Lightning-AI / pytorch-lightning

Pretrain, finetune and deploy AI models on multiple GPUs, TPUs with zero code changes.
https://lightning.ai
Apache License 2.0
27.93k stars 3.34k forks source link

training=False when use a pretrained model like BERT #20128

Closed huangfu170 closed 1 month ago

huangfu170 commented 1 month ago

Bug description

I use bert model from transformers for text classification, I found that the whole model's training=True and the bert model's training=False in training_step(), I want to know why and thanks for any kind help. Here is my code: `class TestModel(pl.LightningModule): def init(self,bert_config): super().init() self.bert=BertModel.from_pretrained(bert_config._name_or_path) self.project_final=nn.Linear(768,80) def forward(self,input_ids,attention_mask): output=self.bert(input_ids,attention_mask=attention_mask) output=output[0][:,0,:] output=self.project_final(output) return output def training_step(self,batch,batch_idx): input_ids=batch["input_ids"] attention_mask=batch["attention_mask"] label=batch["label"] output=self(input_ids,attention_mask) loss=loss_function(output,label) return loss def configure_optimizers(self): optimizer=torch.optim.Adam(self.parameters(),lr=cf.lr) return optimizer

data_module=ContrastiveDataModule()
model=TestModel(bert_config)
trainer=pl.Trainer(max_epochs=100,accelerator='gpu',devices=[2])
trainer.fit(model,data_module)

`

What version are you seeing the problem on?

v2.2

How to reproduce the bug

class TestModel(pl.LightningModule):
    def __init__(self,bert_config):
        super().__init__()
        self.bert=BertModel.from_pretrained(bert_config._name_or_path)
        self.project_final=nn.Linear(768,80)
    def forward(self,input_ids,attention_mask):
        output=self.bert(input_ids,attention_mask=attention_mask)
        output=output[0][:,0,:]
        output=self.project_final(output)
        return output
    def training_step(self,batch,batch_idx):
        input_ids=batch["input_ids"]
        attention_mask=batch["attention_mask"]
        label=batch["label"]
        output=self(input_ids,attention_mask)
        loss=loss_function(output,label)
        return loss
    def configure_optimizers(self):
        optimizer=torch.optim.Adam(self.parameters(),lr=cf.lr)
        return optimizer

    data_module=ContrastiveDataModule()
    model=TestModel(bert_config)
    trainer=pl.Trainer(max_epochs=100,accelerator='gpu',devices=[2])
    trainer.fit(model,data_module)

Error messages and logs

self.traing=True and self.bert.training=False

Environment

Current environment ``` #- PyTorch Lightning Version :2.2.0 #- PyTorch Version : 1.13.1 #- Python version: 3.9.19 #- OS: Linux #- CUDA/cuDNN version: 12.0 #- GPU models and configuration: 5 NVIDIA 3090 gpus on 1 node #- How you installed Lightning(`conda`, `pip`, source): pip ```

More info

The model have two module, the project_final module's training is True as the whole "self" model, but the pretrained model differs

cc @borda

huangfu170 commented 1 month ago

It seems that I should use "self.bert=BertModel.from_pretrained(bert_config._name_or_path).train()", which used in https://lightning.ai/lightning-ai/studios/text-classification-with-pytorch-lightning. But it is weird to manually turn it to train mode even though the whole model automatically turn train mode in training_step. And the example in doc does not mention it either in https://lightning.ai/docs/pytorch/stable/advanced/transfer_learning.html#example-bert-nlp. It may write more clearly if updating the doc or turn the pretrained model to train mode automatically.

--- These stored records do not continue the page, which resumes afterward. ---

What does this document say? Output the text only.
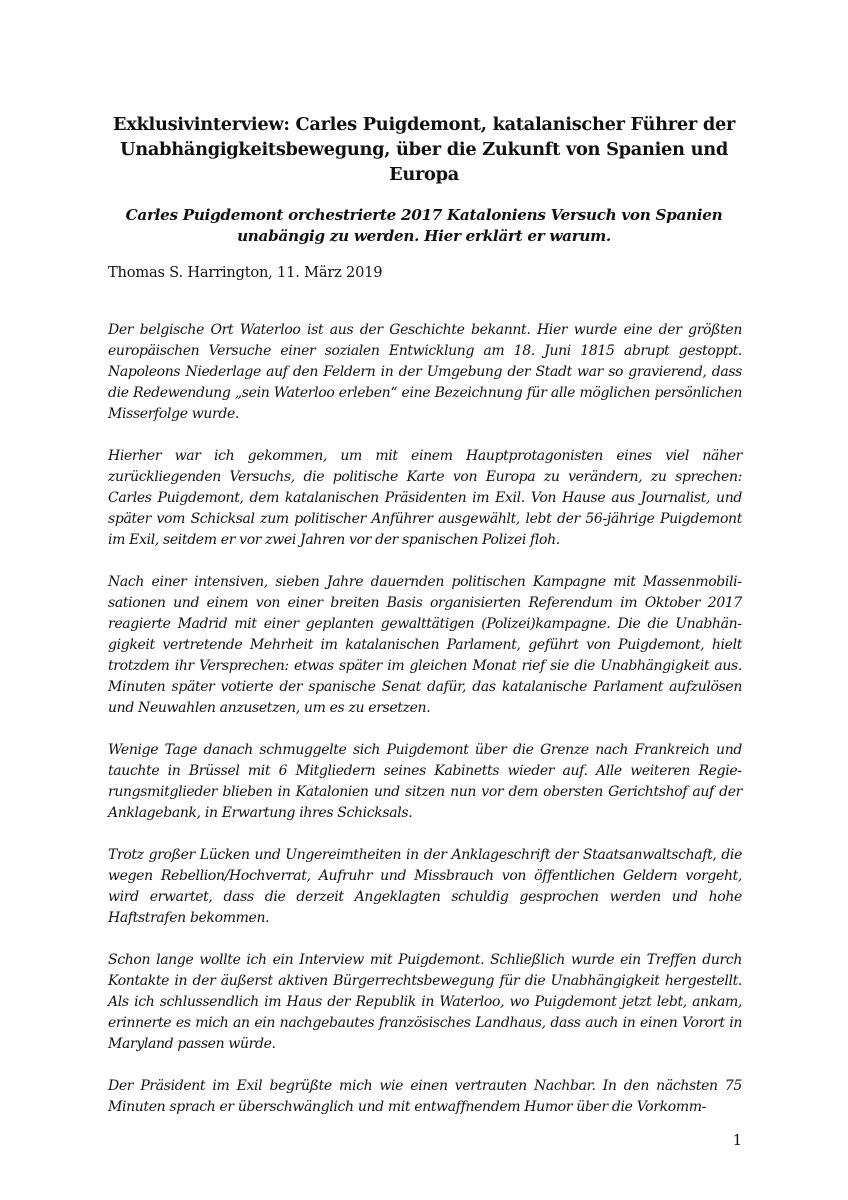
Exklusivinterview: Carles Puigdemont, katalanischer Führer der Unabhängigkeitsbewegung, über die Zukunft von Spanien und Europa

Carles Puigdemont orchestrierte 2017 Kataloniens Versuch von Spanien unabängig zu werden. Hier erklärt er warum.

Thomas S. Harrington, 11. März 2019

Der belgische Ort Waterloo ist aus der Geschichte bekannt. Hier wurde eine der größten europäischen Versuche einer sozialen Entwicklung am 18. Juni 1815 abrupt gestoppt. Napoleons Niederlage auf den Feldern in der Umgebung der Stadt war so gravierend, dass die Redewendung „sein Waterloo erleben“ eine Bezeichnung für alle möglichen persönlichen Misserfolge wurde.

Hierher war ich gekommen, um mit einem Hauptprotagonisten eines viel näher zurückliegenden Versuchs, die politische Karte von Europa zu verändern, zu sprechen: Carles Puigdemont, dem katalanischen Präsidenten im Exil. Von Hause aus Journalist, und später vom Schicksal zum politischer Anführer ausgewählt, lebt der 56-jährige Puigdemont im Exil, seitdem er vor zwei Jahren vor der spanischen Polizei floh.

Nach einer intensiven, sieben Jahre dauernden politischen Kampagne mit Massenmobilisationen und einem von einer breiten Basis organisierten Referendum im Oktober 2017 reagierte Madrid mit einer geplanten gewalttätigen (Polizei)kampagne. Die die Unabhängigkeit vertretende Mehrheit im katalanischen Parlament, geführt von Puigdemont, hielt trotzdem ihr Versprechen: etwas später im gleichen Monat rief sie die Unabhängigkeit aus. Minuten später votierte der spanische Senat dafür, das katalanische Parlament aufzulösen und Neuwahlen anzusetzen, um es zu ersetzen.

Wenige Tage danach schmuggelte sich Puigdemont über die Grenze nach Frankreich und tauchte in Brüssel mit 6 Mitgliedern seines Kabinetts wieder auf. Alle weiteren Regierungsmitglieder blieben in Katalonien und sitzen nun vor dem obersten Gerichtshof auf der Anklagebank, in Erwartung ihres Schicksals.

Trotz großer Lücken und Ungereimtheiten in der Anklageschrift der Staatsanwaltschaft, die wegen Rebellion/Hochverrat, Aufruhr und Missbrauch von öffentlichen Geldern vorgeht, wird erwartet, dass die derzeit Angeklagten schuldig gesprochen werden und hohe Haftstrafen bekommen.

Schon lange wollte ich ein Interview mit Puigdemont. Schließlich wurde ein Treffen durch Kontakte in der äußerst aktiven Bürgerrechtsbewegung für die Unabhängigkeit hergestellt. Als ich schlussendlich im Haus der Republik in Waterloo, wo Puigdemont jetzt lebt, ankam, erinnerte es mich an ein nachgebautes französisches Landhaus, dass auch in einen Vorort in Maryland passen würde.

Der Präsident im Exil begrüßte mich wie einen vertrauten Nachbar. In den nächsten 75 Minuten sprach er überschwänglich und mit entwaffnendem Humor über die Vorkomm-

1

awaelchli commented 1 month ago

Hey @huangfu170 You can look at my response here for why it's like that: #20105 Yes it would be great to update the example, let's do it! Contributions for that are welcome.

huangfu170 commented 1 month ago

Hey @huangfu170 You can look at my response here for why it's like that: #20105 Yes it would be great to update the example, let's do it! Contributions for that are welcome.

Oh, I have not looked this PR, thank you very much for help we found the reason, the documents can to be changed for this for clearity. Thank you again! Please close the issue.